In the manuscript authors assessed the effect of Mediterranean diet supplemented with extra virgin olive oil and pistachios during pregnancy on the health of children at the age of 2. The study is properly designed and meticulously described and surely will be of interest to all health professionals providing care to pregnant women and paediatricians. Conclusions are fully supported by the obtained results and limitations of the study are discussed. The language is good.

 There are, however, certain implementations to be made before publication.

Major:

  1. The Cesarean section is a known risk-factor for developing certain autoimmune diseases in children. The information about CS rate in the studied population is lacking. Please provide data and discuss this matter.
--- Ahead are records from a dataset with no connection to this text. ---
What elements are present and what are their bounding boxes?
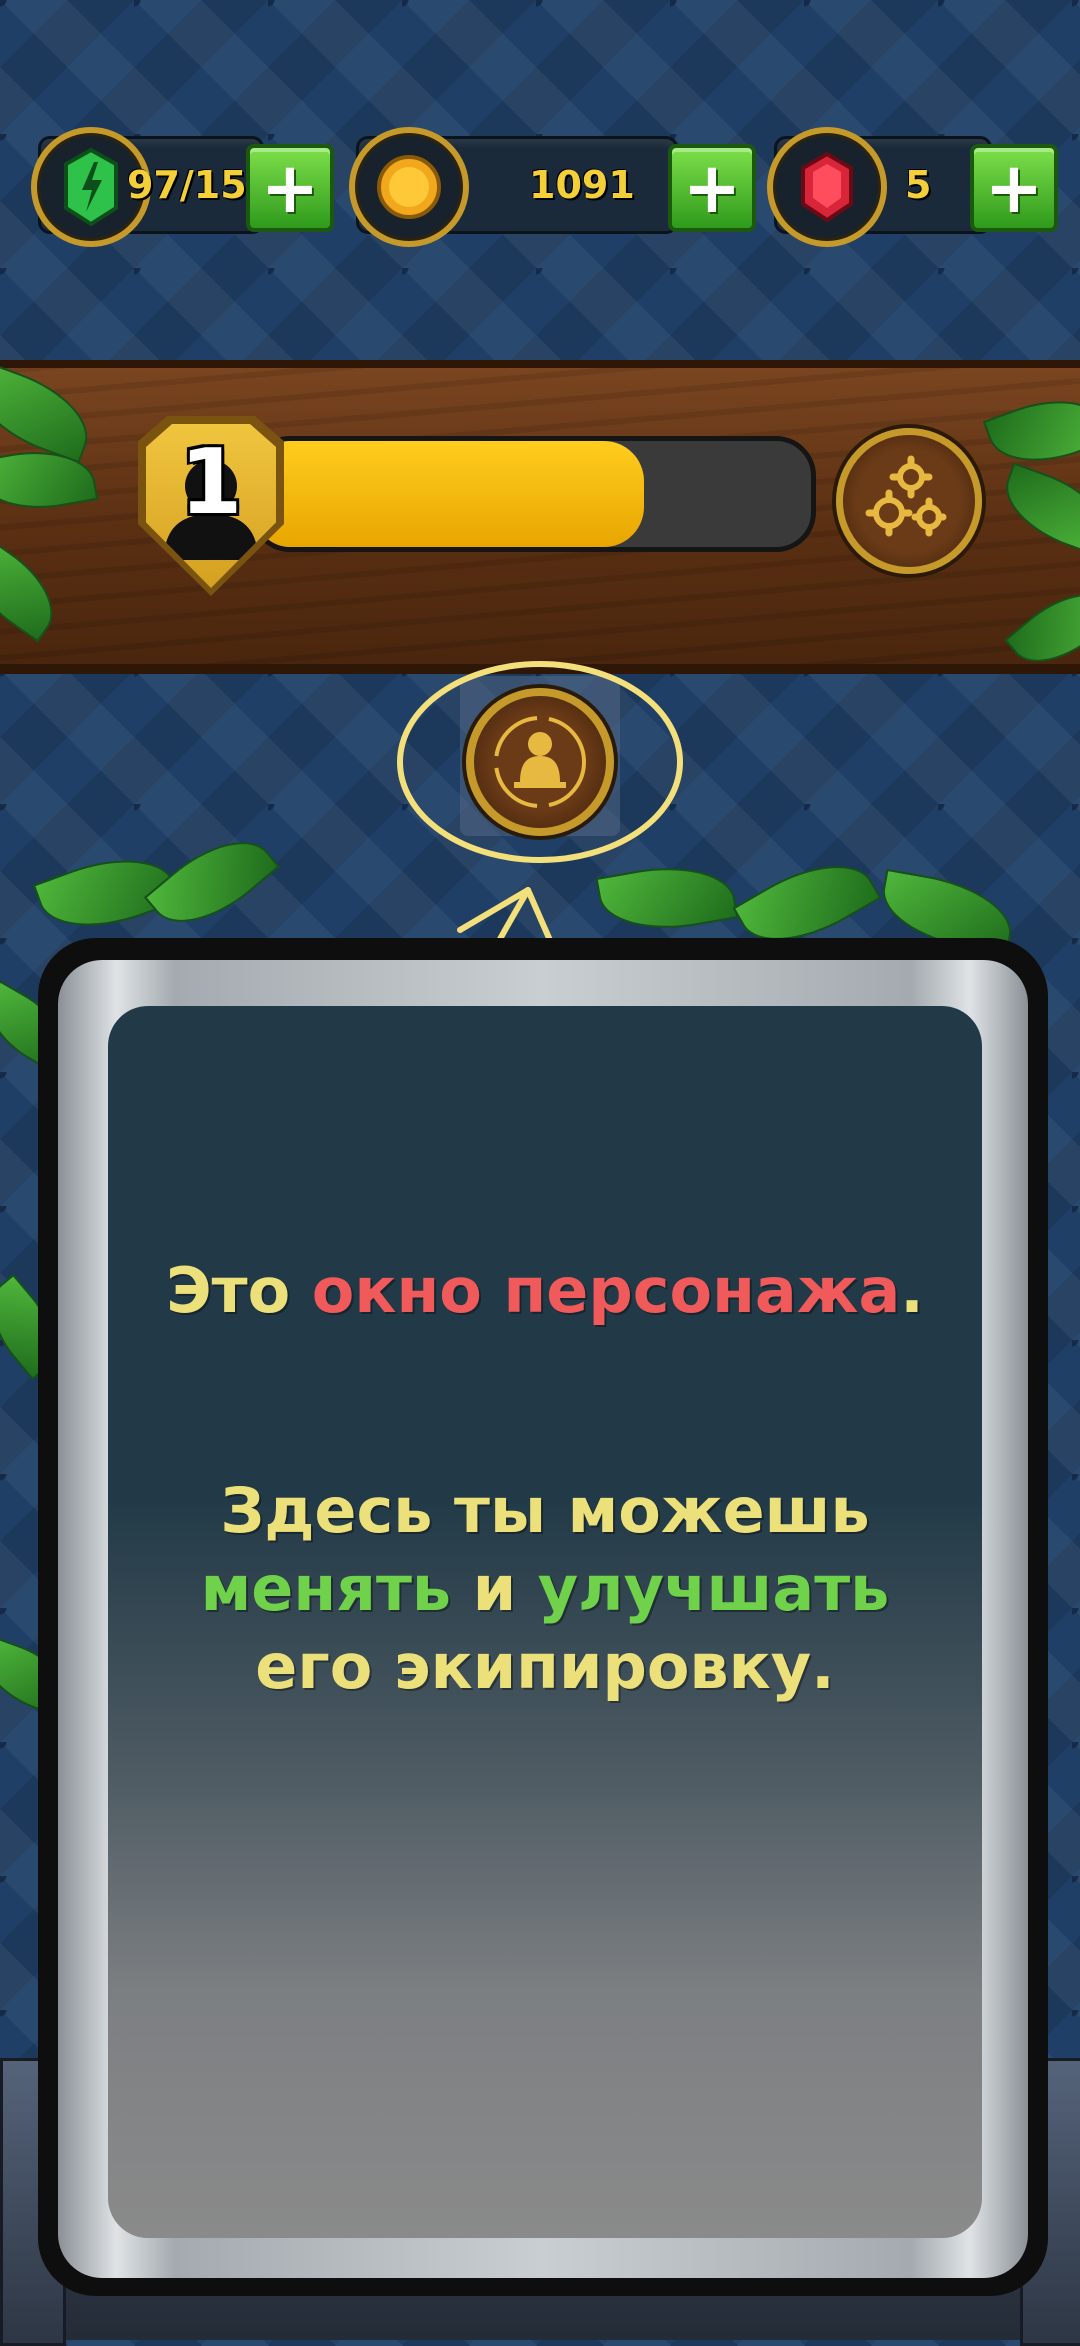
tutorial-line-2: Здесь ты можешь: [220, 1474, 870, 1547]
highlight-upgrade: улучшать: [537, 1552, 890, 1625]
gears-icon: [865, 455, 947, 537]
coins-value: 1091: [529, 163, 635, 207]
rubies-counter: 5: [767, 127, 992, 247]
tutorial-line-3: менять и улучшать: [200, 1552, 890, 1625]
coins-counter: 1091: [349, 127, 678, 247]
leaf-decoration: [595, 854, 739, 942]
plus-icon: +: [682, 147, 742, 229]
coin-icon: [349, 127, 469, 247]
add-coins-button[interactable]: +: [668, 144, 756, 232]
highlight-character-window: окно персонажа: [311, 1254, 901, 1327]
player-level-number: 1: [179, 430, 243, 535]
ruby-icon: [767, 127, 887, 247]
xp-progress-bar: [250, 436, 816, 552]
plus-icon: +: [984, 147, 1044, 229]
rubies-value: 5: [905, 163, 932, 207]
energy-value: 97/15: [127, 163, 247, 207]
settings-button[interactable]: [836, 428, 982, 574]
add-energy-button[interactable]: +: [246, 144, 334, 232]
character-window-button[interactable]: [466, 688, 614, 836]
leaf-decoration: [143, 817, 281, 947]
xp-progress-fill: [255, 441, 645, 547]
add-rubies-button[interactable]: +: [970, 144, 1058, 232]
tutorial-line-1: Это окно персонажа.: [166, 1254, 924, 1327]
character-equipment-icon: [494, 716, 586, 808]
highlight-change: менять: [200, 1552, 452, 1625]
tutorial-line-4: его экипировку.: [255, 1630, 835, 1703]
energy-counter: 97/15: [31, 127, 264, 247]
plus-icon: +: [260, 147, 320, 229]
We agree with you on the importance of adding this data. We have just added this information in the table (page 9-10, table 1) and discussed them (page 15, lines 271-274). The results about caesarean section in both groups are similar.

Minor:

  1. In Table 2 13.6% of children were admitted to the hospital whereas in the text it was 13.9%. Please correct.

We agree with your appreciation. We have just corrected the number in the text (page 11, line 218).

Round 2

Reviewer 1 Report

The Authors answered to all criticism.

However, I suggest inserting the parameter regarding SGA/LGA, etc in the results and discussing also them. The data are few and did not influence the results; however, an effect on a wider cohort cannot be excluded.

Author Response

cv

Thank you very much for your constructive comments.

Following your recommendations, we have inserted in table 2 the SGA, LGA and Preterm data. These are the only data which are different between CG vs IG (SGA, LGA). However, these cases are small to influence our results. This reason is added what was already commented in the responses of version 1: pharmacological treatments and events are only considered from the first visit to the paediatrician after hospital discharge (approximately 1 month later). Other rates in which there are no differences between groups or there are only few cases, have not been included in the table so as not to add non-relevant information.

We have also added this comment in the limitations:

For instance, the rate of SGA and LGA newborns. Although it is significantly lower in the IG, the number is small enough to affect our results. However, its effect in a wider cohort or an older age can not be ruled out.

Reviewer 2 Report

This article, after being reviewed by the authors, has improved the quality of the presentation.